Turretin: Works Justify Faith

A twofold trial can be entered into by God with man: either by the law (inasmuch as he is viewed as guilty of violating the law by sin and thus comes under the accusation and condemnation of the law); or by the gospel (inasmuch as he is accused by Satan of having violated the gospel covenant and so is supposed to be an unbeliever and impenitent or a hypocrite, who has not testified by works the faith he has professed with his mouth). Now to this twofold trial a twofold justification ought to answer; not in the Romish sense, but in a very different sense. The first is that by which man is absolved from the guilt of sin on account of the righteousness of Christ imputed to us and apprehended by faith; the other is that by which he is freed from the charge of unbelief and hypocrisy and declared to be a true believer and child of God; one who has fulfilled the gospel covenant (if not perfectly as to degree, still sincerely as to parts) and answered to the divine call by the exercise of faith and piety.

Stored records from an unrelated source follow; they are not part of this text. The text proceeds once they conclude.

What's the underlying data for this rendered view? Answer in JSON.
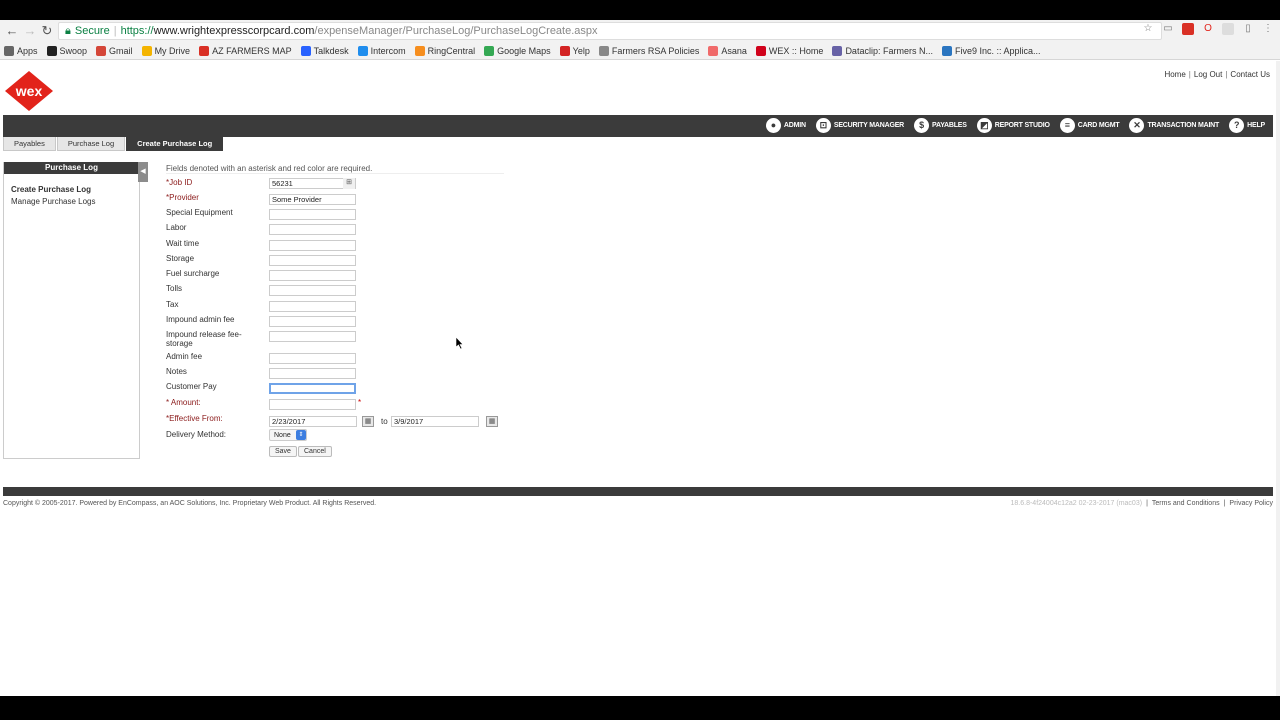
{
  "browser": {
    "secure_label": "Secure",
    "url_scheme": "https://",
    "url_host": "www.wrightexpresscorpcard.com",
    "url_path": "/expenseManager/PurchaseLog/PurchaseLogCreate.aspx"
  },
  "bookmarks": [
    {
      "label": "Apps",
      "color": "#666"
    },
    {
      "label": "Swoop",
      "color": "#222"
    },
    {
      "label": "Gmail",
      "color": "#d44638"
    },
    {
      "label": "My Drive",
      "color": "#f4b400"
    },
    {
      "label": "AZ FARMERS MAP",
      "color": "#d93025"
    },
    {
      "label": "Talkdesk",
      "color": "#2962ff"
    },
    {
      "label": "Intercom",
      "color": "#1f8ded"
    },
    {
      "label": "RingCentral",
      "color": "#f68e1e"
    },
    {
      "label": "Google Maps",
      "color": "#34a853"
    },
    {
      "label": "Yelp",
      "color": "#d32323"
    },
    {
      "label": "Farmers RSA Policies",
      "color": "#888"
    },
    {
      "label": "Asana",
      "color": "#f06a6a"
    },
    {
      "label": "WEX :: Home",
      "color": "#d0021b"
    },
    {
      "label": "Dataclip: Farmers N...",
      "color": "#6762a6"
    },
    {
      "label": "Five9 Inc. :: Applica...",
      "color": "#2a75c0"
    }
  ],
  "header": {
    "logo_text": "wex",
    "brand_color": "#e2231a",
    "links": [
      "Home",
      "Log Out",
      "Contact Us"
    ]
  },
  "nav": [
    {
      "label": "ADMIN",
      "icon": "person-icon"
    },
    {
      "label": "SECURITY MANAGER",
      "icon": "lock-icon"
    },
    {
      "label": "PAYABLES",
      "icon": "dollar-icon"
    },
    {
      "label": "REPORT STUDIO",
      "icon": "chart-icon"
    },
    {
      "label": "CARD MGMT",
      "icon": "card-icon"
    },
    {
      "label": "TRANSACTION MAINT",
      "icon": "tools-icon"
    },
    {
      "label": "HELP",
      "icon": "question-icon"
    }
  ],
  "breadcrumbs": [
    "Payables",
    "Purchase Log",
    "Create Purchase Log"
  ],
  "sidebar": {
    "title": "Purchase Log",
    "links": [
      "Create Purchase Log",
      "Manage Purchase Logs"
    ]
  },
  "form": {
    "note": "Fields denoted with an asterisk and red color are required.",
    "job_id_label": "*Job ID",
    "job_id_value": "56231",
    "provider_label": "*Provider",
    "provider_value": "Some Provider",
    "fields": [
      "Special Equipment",
      "Labor",
      "Wait time",
      "Storage",
      "Fuel surcharge",
      "Tolls",
      "Tax",
      "Impound admin fee",
      "Impound release fee-storage",
      "Admin fee",
      "Notes",
      "Customer Pay"
    ],
    "amount_label": "* Amount:",
    "amount_value": "",
    "effective_label": "*Effective From:",
    "date_from": "2/23/2017",
    "to_label": "to",
    "date_to": "3/9/2017",
    "delivery_label": "Delivery Method:",
    "delivery_value": "None",
    "save_label": "Save",
    "cancel_label": "Cancel"
  },
  "footer": {
    "copyright": "Copyright © 2005-2017. Powered by EnCompass, an AOC Solutions, Inc. Proprietary Web Product. All Rights Reserved.",
    "version": "18.6.8-4f24004c12a2  02-23-2017  (mac03)",
    "terms": "Terms and Conditions",
    "privacy": "Privacy Policy"
  }
}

The first is justification properly so called; the other is only a declaration of it. That is justification of cause a priori; this is justification of sign or of effect a posteriori, declaratively. In that, faith alone can have a place because it alone apprehends the righteousness of Christ, by whose merit we are freed from the condemnation of the law; in this, works also are required as the effects and signs of faith, by which its truth and sincerity are declared against the accusation of unbelief and hypocrisy. For as faith justifies a person, so works justify faith.

Francis TurretinInstitutes of Elenctic Theology, ed. James T. Dennison Jr., trans. George Musgrave Giger, 3 vol. (Phillipsburg, NJ: P&R Publishing, 1992–97), 2.676.